You have two jars, 50 red marbles and 50 blue marbles. You need to place all the marbles into the jars such that when pick a random marble out of a random jar, you maximize the chances that it will be red. You can arrange the marbles however you like, but each marble must be in a jar.
How many of each type of marble do you put in each jar?

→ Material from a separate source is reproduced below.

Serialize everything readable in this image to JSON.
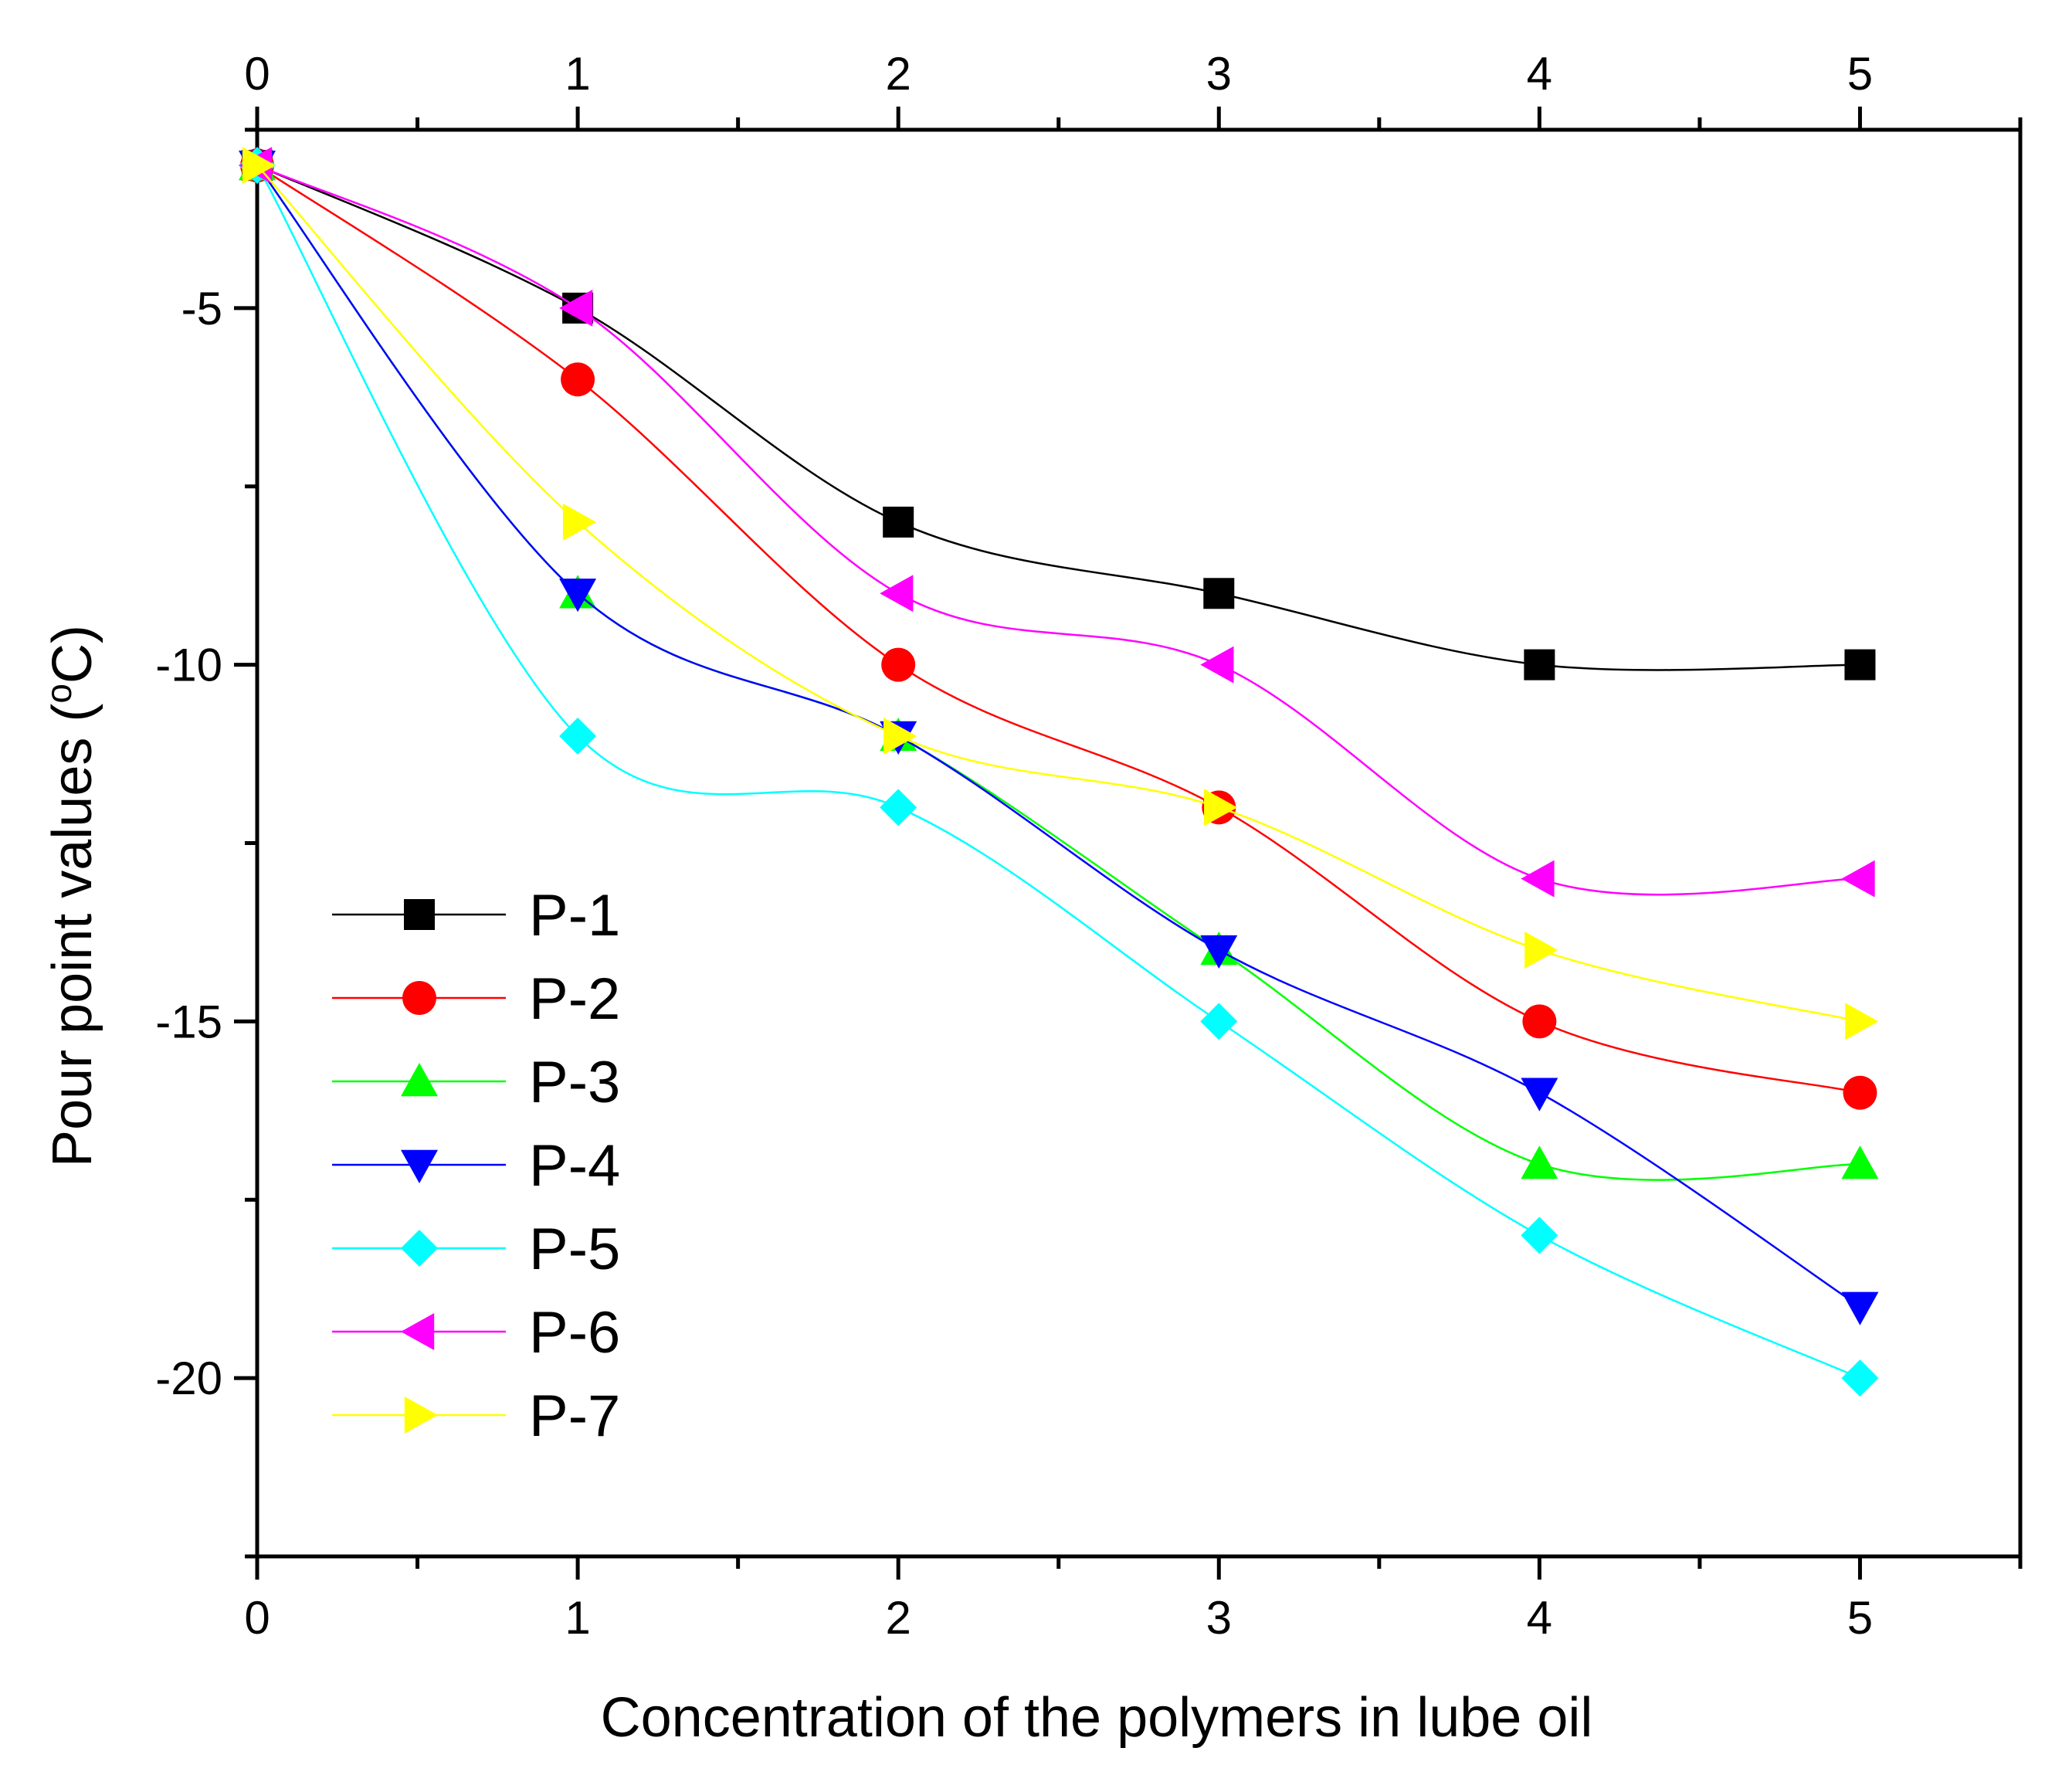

Put 1 red marble in one jar, and put all the other marbles in the other jar.
Proof
For each jar we have the chance that we get a red marble will be \(\frac{\text{# red marbles in jar}}{\text{# total marbles in jar}}\) . We can maximise our chance of getting red marble in one jar by making all the marbles in that jar red.
However we would like as many marbles as possible in the other jar to have a high chance of getting red in that one also. The minimum number of marbles we can use is 1, hence we put a single marble in the first jar.
By putting the rest of the marbles in the second jar we get nearly a 75% chance of picking a red marble. Suppose we have \(n \ge 1\) of each type of marble, then the probability of finding a red marble will be:
\[\begin{align} P & = \frac{1}{2}\left(1\right) + \frac{1}{2}\left(\frac{n-1}{n+(n-1)}\right) \\ & = \frac{1}{2}\left(\frac{2 n - 1 + n -1}{2 n - 1}\right) \\ & = \frac{1}{2}\left(\frac{3 n - 2}{2 n - 1}\right) \end{align}\]For our problem we have \(n = 50\) , \(P = 0.7475\) .
Note that as \(n\) goes to \(\infty\) we have:
\[\lim_{n \rightarrow \infty} P = \frac{3}{4}\]Thus for any \(n\) we can’t get better than \(\frac{3}{4}\) chance.